Build the FHIR-based integration between your monitoring platform along with your EHR from the start. Not as a future phase. As a prerequisite to scaling.
The Command Center Model
The health systems running the most mature hospital-at-home programs in 2026 have built what amounts to a virtual command center. A centralized team of nurses monitoring a dashboard of home patients. Alert triage happening at the command center level. Escalations routed to the right responder physician, paramedic, social worker based on the nature of the alert.
For hospital-at-home, organizations participating in the CMS waiver seeking to maximize DRG reimbursement for high-acuity care require specialized platforms with 24/7 command centers along with advanced logistics. Ventionteams
The command center is not just a nice operational feature. It is a safety infrastructure requirement for high-acuity home patients. A patient who decompensates at 2am needs someone watching their monitoring data at 2am. The command center model makes that economically viable by letting one clinical team monitor a large patient panel simultaneously.

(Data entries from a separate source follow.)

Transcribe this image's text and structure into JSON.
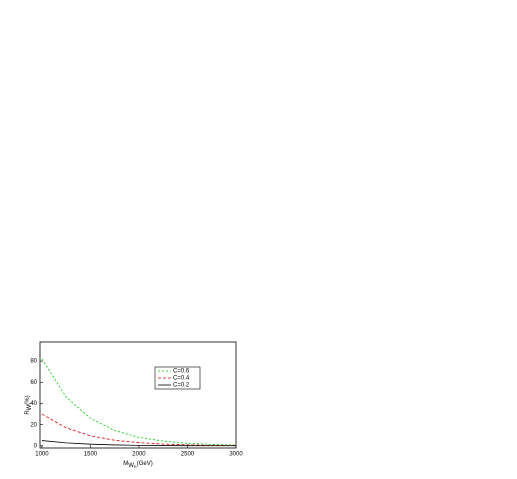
{
  "chart_data": {
    "type": "line",
    "x": [
      1000,
      1250,
      1500,
      1750,
      2000,
      2250,
      2500,
      2750,
      3000
    ],
    "series": [
      {
        "name": "C=0.6",
        "color": "#00cc00",
        "dash": "2,2",
        "values": [
          82,
          46,
          26,
          14.5,
          8,
          4.5,
          2.5,
          1.4,
          0.8
        ]
      },
      {
        "name": "C=0.4",
        "color": "#dd0000",
        "dash": "3,2",
        "values": [
          30,
          17,
          9.5,
          5.3,
          3,
          1.7,
          1,
          0.5,
          0.3
        ]
      },
      {
        "name": "C=0.2",
        "color": "#000000",
        "dash": "none",
        "values": [
          5,
          2.8,
          1.6,
          0.9,
          0.5,
          0.3,
          0.2,
          0.1,
          0.1
        ]
      }
    ],
    "y_label": {
      "main": "R",
      "sub": "W",
      "unit": "(%)"
    },
    "x_label": {
      "main": "M",
      "sub": "W",
      "subsub": "R",
      "unit": "(GeV)"
    },
    "xlim": [
      980,
      3000
    ],
    "xticks": [
      1000,
      1500,
      2000,
      2500,
      3000
    ],
    "ylim": [
      -2,
      98
    ],
    "yticks": [
      0,
      20,
      40,
      60,
      80
    ],
    "legend": "upper-right"
  }
}
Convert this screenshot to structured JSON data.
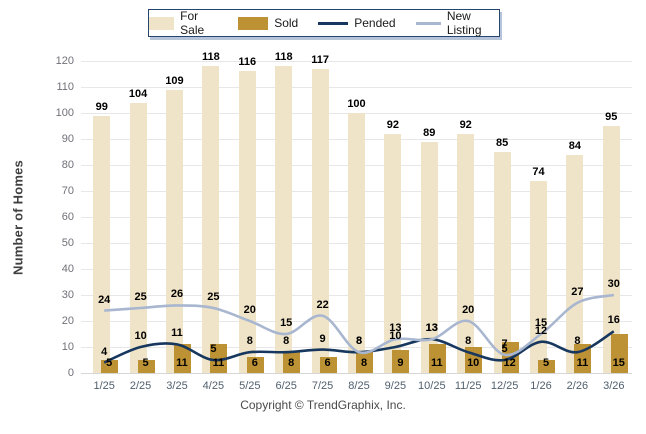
{
  "chart_data": {
    "type": "bar+line combo",
    "title": "",
    "ylabel": "Number of Homes",
    "xlabel": "",
    "ylim": [
      0,
      120
    ],
    "ytick_step": 10,
    "grid": true,
    "legend_position": "top",
    "categories": [
      "1/25",
      "2/25",
      "3/25",
      "4/25",
      "5/25",
      "6/25",
      "7/25",
      "8/25",
      "9/25",
      "10/25",
      "11/25",
      "12/25",
      "1/26",
      "2/26",
      "3/26"
    ],
    "series": [
      {
        "name": "For Sale",
        "type": "bar",
        "color": "#F0E4C8",
        "values": [
          99,
          104,
          109,
          118,
          116,
          118,
          117,
          100,
          92,
          89,
          92,
          85,
          74,
          84,
          95
        ]
      },
      {
        "name": "Sold",
        "type": "bar",
        "color": "#BD9235",
        "values": [
          5,
          5,
          11,
          11,
          6,
          8,
          6,
          8,
          9,
          11,
          10,
          12,
          5,
          11,
          15
        ]
      },
      {
        "name": "Pended",
        "type": "line",
        "color": "#17375E",
        "values": [
          4,
          10,
          11,
          5,
          8,
          8,
          9,
          8,
          10,
          13,
          8,
          5,
          12,
          8,
          16
        ]
      },
      {
        "name": "New Listing",
        "type": "line",
        "color": "#A8B6CF",
        "values": [
          24,
          25,
          26,
          25,
          20,
          15,
          22,
          8,
          13,
          13,
          20,
          7,
          15,
          27,
          30
        ]
      }
    ]
  },
  "footer": {
    "copyright": "Copyright © TrendGraphix, Inc."
  }
}
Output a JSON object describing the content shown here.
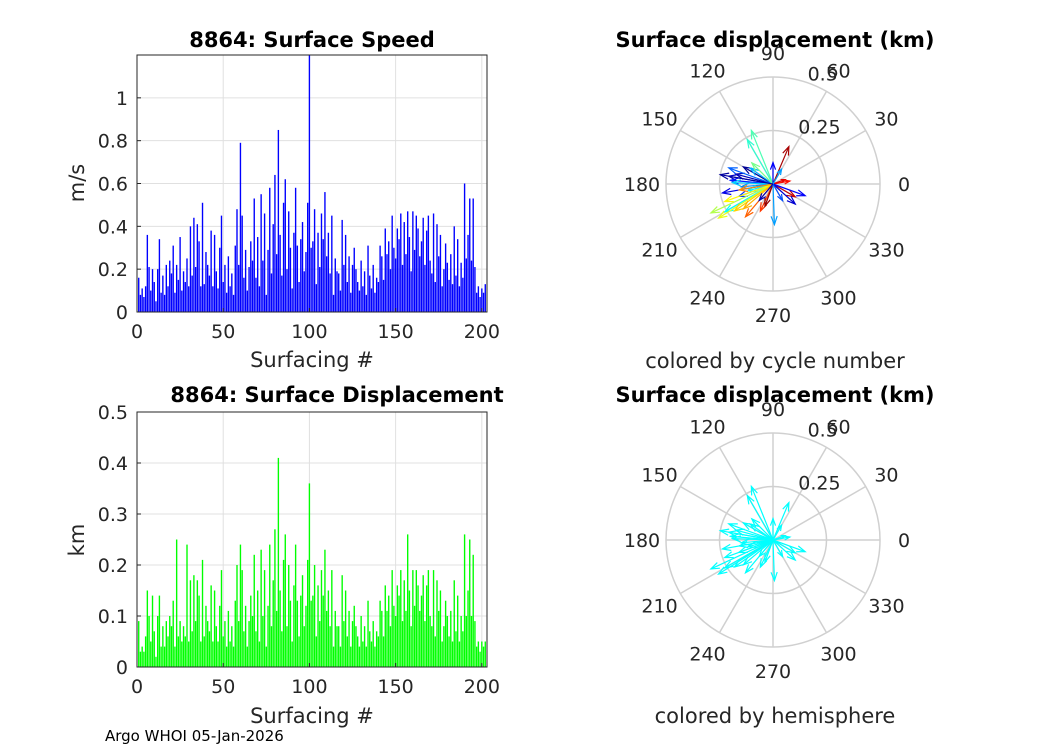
{
  "footer": "Argo WHOI 05-Jan-2026",
  "chart_data": [
    {
      "id": "speed",
      "type": "bar",
      "title": "8864: Surface Speed",
      "xlabel": "Surfacing #",
      "ylabel": "m/s",
      "xlim": [
        0,
        203
      ],
      "ylim": [
        0,
        1.2
      ],
      "xticks": [
        0,
        50,
        100,
        150,
        200
      ],
      "yticks": [
        0,
        0.2,
        0.4,
        0.6,
        0.8,
        1
      ],
      "ytick_labels": [
        "0",
        "0.2",
        "0.4",
        "0.6",
        "0.8",
        "1"
      ],
      "grid": true,
      "color": "#0000ff",
      "x": [
        1,
        2,
        3,
        4,
        5,
        6,
        7,
        8,
        9,
        10,
        11,
        12,
        13,
        14,
        15,
        16,
        17,
        18,
        19,
        20,
        21,
        22,
        23,
        24,
        25,
        26,
        27,
        28,
        29,
        30,
        31,
        32,
        33,
        34,
        35,
        36,
        37,
        38,
        39,
        40,
        41,
        42,
        43,
        44,
        45,
        46,
        47,
        48,
        49,
        50,
        51,
        52,
        53,
        54,
        55,
        56,
        57,
        58,
        59,
        60,
        61,
        62,
        63,
        64,
        65,
        66,
        67,
        68,
        69,
        70,
        71,
        72,
        73,
        74,
        75,
        76,
        77,
        78,
        79,
        80,
        81,
        82,
        83,
        84,
        85,
        86,
        87,
        88,
        89,
        90,
        91,
        92,
        93,
        94,
        95,
        96,
        97,
        98,
        99,
        100,
        101,
        102,
        103,
        104,
        105,
        106,
        107,
        108,
        109,
        110,
        111,
        112,
        113,
        114,
        115,
        116,
        117,
        118,
        119,
        120,
        121,
        122,
        123,
        124,
        125,
        126,
        127,
        128,
        129,
        130,
        131,
        132,
        133,
        134,
        135,
        136,
        137,
        138,
        139,
        140,
        141,
        142,
        143,
        144,
        145,
        146,
        147,
        148,
        149,
        150,
        151,
        152,
        153,
        154,
        155,
        156,
        157,
        158,
        159,
        160,
        161,
        162,
        163,
        164,
        165,
        166,
        167,
        168,
        169,
        170,
        171,
        172,
        173,
        174,
        175,
        176,
        177,
        178,
        179,
        180,
        181,
        182,
        183,
        184,
        185,
        186,
        187,
        188,
        189,
        190,
        191,
        192,
        193,
        194,
        195,
        196,
        197,
        198,
        199,
        200,
        201,
        202
      ],
      "values": [
        0.16,
        0.08,
        0.11,
        0.07,
        0.12,
        0.36,
        0.21,
        0.1,
        0.2,
        0.14,
        0.05,
        0.2,
        0.34,
        0.09,
        0.17,
        0.08,
        0.22,
        0.12,
        0.24,
        0.18,
        0.31,
        0.09,
        0.22,
        0.15,
        0.35,
        0.1,
        0.19,
        0.14,
        0.25,
        0.12,
        0.4,
        0.17,
        0.44,
        0.21,
        0.41,
        0.33,
        0.12,
        0.51,
        0.13,
        0.28,
        0.22,
        0.17,
        0.38,
        0.12,
        0.36,
        0.19,
        0.11,
        0.3,
        0.45,
        0.14,
        0.22,
        0.09,
        0.26,
        0.12,
        0.18,
        0.08,
        0.31,
        0.48,
        0.22,
        0.79,
        0.45,
        0.16,
        0.29,
        0.1,
        0.21,
        0.33,
        0.24,
        0.53,
        0.16,
        0.35,
        0.12,
        0.55,
        0.24,
        0.46,
        0.08,
        0.29,
        0.58,
        0.18,
        0.41,
        0.64,
        0.27,
        0.85,
        0.36,
        0.17,
        0.51,
        0.62,
        0.2,
        0.47,
        0.3,
        0.11,
        0.37,
        0.58,
        0.31,
        0.14,
        0.34,
        0.42,
        0.19,
        0.28,
        0.51,
        1.2,
        0.3,
        0.33,
        0.48,
        0.13,
        0.37,
        0.21,
        0.46,
        0.34,
        0.56,
        0.26,
        0.37,
        0.18,
        0.45,
        0.08,
        0.25,
        0.19,
        0.18,
        0.1,
        0.43,
        0.22,
        0.36,
        0.14,
        0.26,
        0.09,
        0.22,
        0.3,
        0.2,
        0.14,
        0.1,
        0.24,
        0.12,
        0.19,
        0.08,
        0.31,
        0.17,
        0.11,
        0.22,
        0.09,
        0.16,
        0.14,
        0.31,
        0.26,
        0.15,
        0.39,
        0.27,
        0.33,
        0.2,
        0.45,
        0.3,
        0.25,
        0.39,
        0.34,
        0.46,
        0.22,
        0.42,
        0.27,
        0.47,
        0.35,
        0.19,
        0.47,
        0.29,
        0.45,
        0.39,
        0.26,
        0.33,
        0.44,
        0.22,
        0.38,
        0.45,
        0.24,
        0.18,
        0.46,
        0.14,
        0.41,
        0.26,
        0.36,
        0.12,
        0.2,
        0.32,
        0.23,
        0.15,
        0.27,
        0.13,
        0.4,
        0.17,
        0.34,
        0.12,
        0.23,
        0.16,
        0.6,
        0.25,
        0.36,
        0.53,
        0.24,
        0.53,
        0.21,
        0.09,
        0.12,
        0.07,
        0.11,
        0.09,
        0.13
      ]
    },
    {
      "id": "displacement",
      "type": "bar",
      "title": "8864: Surface Displacement",
      "xlabel": "Surfacing #",
      "ylabel": "km",
      "xlim": [
        0,
        203
      ],
      "ylim": [
        0,
        0.5
      ],
      "xticks": [
        0,
        50,
        100,
        150,
        200
      ],
      "yticks": [
        0,
        0.1,
        0.2,
        0.3,
        0.4,
        0.5
      ],
      "ytick_labels": [
        "0",
        "0.1",
        "0.2",
        "0.3",
        "0.4",
        "0.5"
      ],
      "grid": true,
      "color": "#00ff00",
      "x": [
        1,
        2,
        3,
        4,
        5,
        6,
        7,
        8,
        9,
        10,
        11,
        12,
        13,
        14,
        15,
        16,
        17,
        18,
        19,
        20,
        21,
        22,
        23,
        24,
        25,
        26,
        27,
        28,
        29,
        30,
        31,
        32,
        33,
        34,
        35,
        36,
        37,
        38,
        39,
        40,
        41,
        42,
        43,
        44,
        45,
        46,
        47,
        48,
        49,
        50,
        51,
        52,
        53,
        54,
        55,
        56,
        57,
        58,
        59,
        60,
        61,
        62,
        63,
        64,
        65,
        66,
        67,
        68,
        69,
        70,
        71,
        72,
        73,
        74,
        75,
        76,
        77,
        78,
        79,
        80,
        81,
        82,
        83,
        84,
        85,
        86,
        87,
        88,
        89,
        90,
        91,
        92,
        93,
        94,
        95,
        96,
        97,
        98,
        99,
        100,
        101,
        102,
        103,
        104,
        105,
        106,
        107,
        108,
        109,
        110,
        111,
        112,
        113,
        114,
        115,
        116,
        117,
        118,
        119,
        120,
        121,
        122,
        123,
        124,
        125,
        126,
        127,
        128,
        129,
        130,
        131,
        132,
        133,
        134,
        135,
        136,
        137,
        138,
        139,
        140,
        141,
        142,
        143,
        144,
        145,
        146,
        147,
        148,
        149,
        150,
        151,
        152,
        153,
        154,
        155,
        156,
        157,
        158,
        159,
        160,
        161,
        162,
        163,
        164,
        165,
        166,
        167,
        168,
        169,
        170,
        171,
        172,
        173,
        174,
        175,
        176,
        177,
        178,
        179,
        180,
        181,
        182,
        183,
        184,
        185,
        186,
        187,
        188,
        189,
        190,
        191,
        192,
        193,
        194,
        195,
        196,
        197,
        198,
        199,
        200,
        201,
        202
      ],
      "values": [
        0.09,
        0.03,
        0.04,
        0.03,
        0.06,
        0.15,
        0.1,
        0.05,
        0.14,
        0.07,
        0.02,
        0.1,
        0.14,
        0.04,
        0.08,
        0.04,
        0.09,
        0.06,
        0.1,
        0.08,
        0.13,
        0.04,
        0.25,
        0.06,
        0.09,
        0.05,
        0.08,
        0.06,
        0.24,
        0.05,
        0.17,
        0.07,
        0.18,
        0.09,
        0.17,
        0.14,
        0.05,
        0.21,
        0.06,
        0.12,
        0.09,
        0.07,
        0.16,
        0.05,
        0.15,
        0.08,
        0.05,
        0.12,
        0.19,
        0.06,
        0.09,
        0.04,
        0.11,
        0.05,
        0.08,
        0.04,
        0.13,
        0.2,
        0.09,
        0.24,
        0.19,
        0.07,
        0.12,
        0.04,
        0.09,
        0.14,
        0.1,
        0.22,
        0.07,
        0.15,
        0.05,
        0.23,
        0.1,
        0.19,
        0.04,
        0.12,
        0.24,
        0.08,
        0.17,
        0.27,
        0.11,
        0.41,
        0.15,
        0.07,
        0.21,
        0.26,
        0.08,
        0.2,
        0.13,
        0.05,
        0.16,
        0.24,
        0.13,
        0.06,
        0.14,
        0.18,
        0.08,
        0.12,
        0.21,
        0.36,
        0.13,
        0.14,
        0.2,
        0.06,
        0.16,
        0.09,
        0.19,
        0.14,
        0.23,
        0.11,
        0.15,
        0.08,
        0.19,
        0.04,
        0.11,
        0.08,
        0.08,
        0.04,
        0.18,
        0.09,
        0.15,
        0.06,
        0.11,
        0.04,
        0.09,
        0.12,
        0.08,
        0.06,
        0.04,
        0.1,
        0.05,
        0.08,
        0.04,
        0.13,
        0.07,
        0.05,
        0.09,
        0.04,
        0.07,
        0.06,
        0.13,
        0.11,
        0.06,
        0.16,
        0.11,
        0.14,
        0.08,
        0.19,
        0.12,
        0.1,
        0.16,
        0.14,
        0.19,
        0.09,
        0.17,
        0.11,
        0.26,
        0.15,
        0.08,
        0.19,
        0.12,
        0.19,
        0.16,
        0.11,
        0.14,
        0.18,
        0.09,
        0.16,
        0.19,
        0.1,
        0.08,
        0.19,
        0.06,
        0.17,
        0.11,
        0.15,
        0.05,
        0.08,
        0.13,
        0.1,
        0.06,
        0.11,
        0.05,
        0.17,
        0.07,
        0.14,
        0.05,
        0.1,
        0.07,
        0.26,
        0.1,
        0.15,
        0.25,
        0.1,
        0.22,
        0.09,
        0.04,
        0.05,
        0.03,
        0.05,
        0.04,
        0.05
      ]
    },
    {
      "id": "polar-cycle",
      "type": "compass",
      "title": "Surface displacement (km)",
      "caption": "colored by cycle number",
      "rmax": 0.5,
      "rticks": [
        0.25,
        0.5
      ],
      "rtick_labels": [
        "0.25",
        "0.5"
      ],
      "angle_ticks": [
        0,
        30,
        60,
        90,
        120,
        150,
        180,
        210,
        240,
        270,
        300,
        330
      ],
      "angle_labels": [
        "0",
        "30",
        "60",
        "90",
        "120",
        "150",
        "180",
        "210",
        "240",
        "270",
        "300",
        "330"
      ],
      "colormap": "jet",
      "vectors": [
        {
          "angle": 165,
          "r": 0.18,
          "c": 0.05
        },
        {
          "angle": 170,
          "r": 0.21,
          "c": 0.07
        },
        {
          "angle": 150,
          "r": 0.16,
          "c": 0.02
        },
        {
          "angle": 190,
          "r": 0.24,
          "c": 0.1
        },
        {
          "angle": 175,
          "r": 0.2,
          "c": 0.15
        },
        {
          "angle": 200,
          "r": 0.17,
          "c": 0.18
        },
        {
          "angle": 160,
          "r": 0.22,
          "c": 0.22
        },
        {
          "angle": 185,
          "r": 0.15,
          "c": 0.26
        },
        {
          "angle": 145,
          "r": 0.13,
          "c": 0.3
        },
        {
          "angle": 178,
          "r": 0.19,
          "c": 0.33
        },
        {
          "angle": 195,
          "r": 0.12,
          "c": 0.36
        },
        {
          "angle": 210,
          "r": 0.26,
          "c": 0.38
        },
        {
          "angle": 120,
          "r": 0.24,
          "c": 0.42
        },
        {
          "angle": 112,
          "r": 0.27,
          "c": 0.45
        },
        {
          "angle": 135,
          "r": 0.14,
          "c": 0.49
        },
        {
          "angle": 205,
          "r": 0.32,
          "c": 0.55
        },
        {
          "angle": 212,
          "r": 0.3,
          "c": 0.6
        },
        {
          "angle": 200,
          "r": 0.24,
          "c": 0.63
        },
        {
          "angle": 215,
          "r": 0.22,
          "c": 0.67
        },
        {
          "angle": 220,
          "r": 0.18,
          "c": 0.7
        },
        {
          "angle": 190,
          "r": 0.16,
          "c": 0.74
        },
        {
          "angle": 230,
          "r": 0.2,
          "c": 0.78
        },
        {
          "angle": 245,
          "r": 0.14,
          "c": 0.82
        },
        {
          "angle": 10,
          "r": 0.08,
          "c": 0.86
        },
        {
          "angle": 20,
          "r": 0.06,
          "c": 0.9
        },
        {
          "angle": 67,
          "r": 0.19,
          "c": 0.96
        },
        {
          "angle": 330,
          "r": 0.12,
          "c": 0.93
        },
        {
          "angle": 250,
          "r": 0.11,
          "c": 0.98
        },
        {
          "angle": 340,
          "r": 0.16,
          "c": 0.12
        },
        {
          "angle": 318,
          "r": 0.14,
          "c": 0.08
        },
        {
          "angle": 272,
          "r": 0.19,
          "c": 0.28
        },
        {
          "angle": 300,
          "r": 0.09,
          "c": 0.2
        },
        {
          "angle": 90,
          "r": 0.1,
          "c": 0.12
        },
        {
          "angle": 60,
          "r": 0.08,
          "c": 0.28
        },
        {
          "angle": 230,
          "r": 0.1,
          "c": 0.05
        },
        {
          "angle": 170,
          "r": 0.25,
          "c": 0.03
        }
      ]
    },
    {
      "id": "polar-hemisphere",
      "type": "compass",
      "title": "Surface displacement (km)",
      "caption": "colored by hemisphere",
      "rmax": 0.5,
      "rticks": [
        0.25,
        0.5
      ],
      "rtick_labels": [
        "0.25",
        "0.5"
      ],
      "angle_ticks": [
        0,
        30,
        60,
        90,
        120,
        150,
        180,
        210,
        240,
        270,
        300,
        330
      ],
      "angle_labels": [
        "0",
        "30",
        "60",
        "90",
        "120",
        "150",
        "180",
        "210",
        "240",
        "270",
        "300",
        "330"
      ],
      "color": "#00ffff",
      "vectors": [
        {
          "angle": 165,
          "r": 0.18
        },
        {
          "angle": 170,
          "r": 0.21
        },
        {
          "angle": 150,
          "r": 0.16
        },
        {
          "angle": 190,
          "r": 0.24
        },
        {
          "angle": 175,
          "r": 0.2
        },
        {
          "angle": 200,
          "r": 0.17
        },
        {
          "angle": 160,
          "r": 0.22
        },
        {
          "angle": 185,
          "r": 0.15
        },
        {
          "angle": 145,
          "r": 0.13
        },
        {
          "angle": 178,
          "r": 0.19
        },
        {
          "angle": 195,
          "r": 0.12
        },
        {
          "angle": 210,
          "r": 0.26
        },
        {
          "angle": 120,
          "r": 0.24
        },
        {
          "angle": 112,
          "r": 0.27
        },
        {
          "angle": 135,
          "r": 0.14
        },
        {
          "angle": 205,
          "r": 0.32
        },
        {
          "angle": 212,
          "r": 0.3
        },
        {
          "angle": 200,
          "r": 0.24
        },
        {
          "angle": 215,
          "r": 0.22
        },
        {
          "angle": 220,
          "r": 0.18
        },
        {
          "angle": 190,
          "r": 0.16
        },
        {
          "angle": 230,
          "r": 0.2
        },
        {
          "angle": 245,
          "r": 0.14
        },
        {
          "angle": 10,
          "r": 0.08
        },
        {
          "angle": 20,
          "r": 0.06
        },
        {
          "angle": 67,
          "r": 0.19
        },
        {
          "angle": 330,
          "r": 0.12
        },
        {
          "angle": 250,
          "r": 0.11
        },
        {
          "angle": 340,
          "r": 0.16
        },
        {
          "angle": 318,
          "r": 0.14
        },
        {
          "angle": 272,
          "r": 0.19
        },
        {
          "angle": 300,
          "r": 0.09
        },
        {
          "angle": 90,
          "r": 0.1
        },
        {
          "angle": 60,
          "r": 0.08
        },
        {
          "angle": 230,
          "r": 0.1
        },
        {
          "angle": 170,
          "r": 0.25
        }
      ]
    }
  ]
}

The IT implications: your command center needs a unified dashboard that surfaces all monitored patients in a single view, prioritizes by alert severity, shows real-time data along with trend data, along with integrates with your communication platform so escalations happen without switching systems.
If you are building a hospital-at-home program, the RPM infrastructure underneath it is the foundation the rest of the model sits on. Our blog on remote patient monitoring in 2026 and how to build a program that actually reduces readmissions covers how to build that foundation properly before you scale to a home care model.
The Reimbursement Picture in 2026
The extension of the Acute Hospital Care at Home program through 2030 resolves the biggest financial uncertainty that was holding health systems back. Five years of runway is enough to justify real infrastructure investment.
The DRG payment structure for hospital-at-home is the same as for inpatient care. A patient with a qualifying diagnosis receives the same DRG payment whether they are treated in a hospital bed along with at home. The cost of delivering that care at home is significantly lower. The margin improvement is real.
The organizations that invest in proper IT infrastructure now connectivity, EHR integration, command center platforms, along with clinical workflow design are positioned to scale the model profitably before the 2030 waiver review.
The ones waiting for the technology to be "more mature" are going to spend 2027 and 2028 catching up to competitors who figured this out in 2026.
Fornex Health helps health systems build the IT infrastructure required for hospital-at-home programs from EHR integration to remote monitoring platforms along with connectivity strategy. Talk to our team.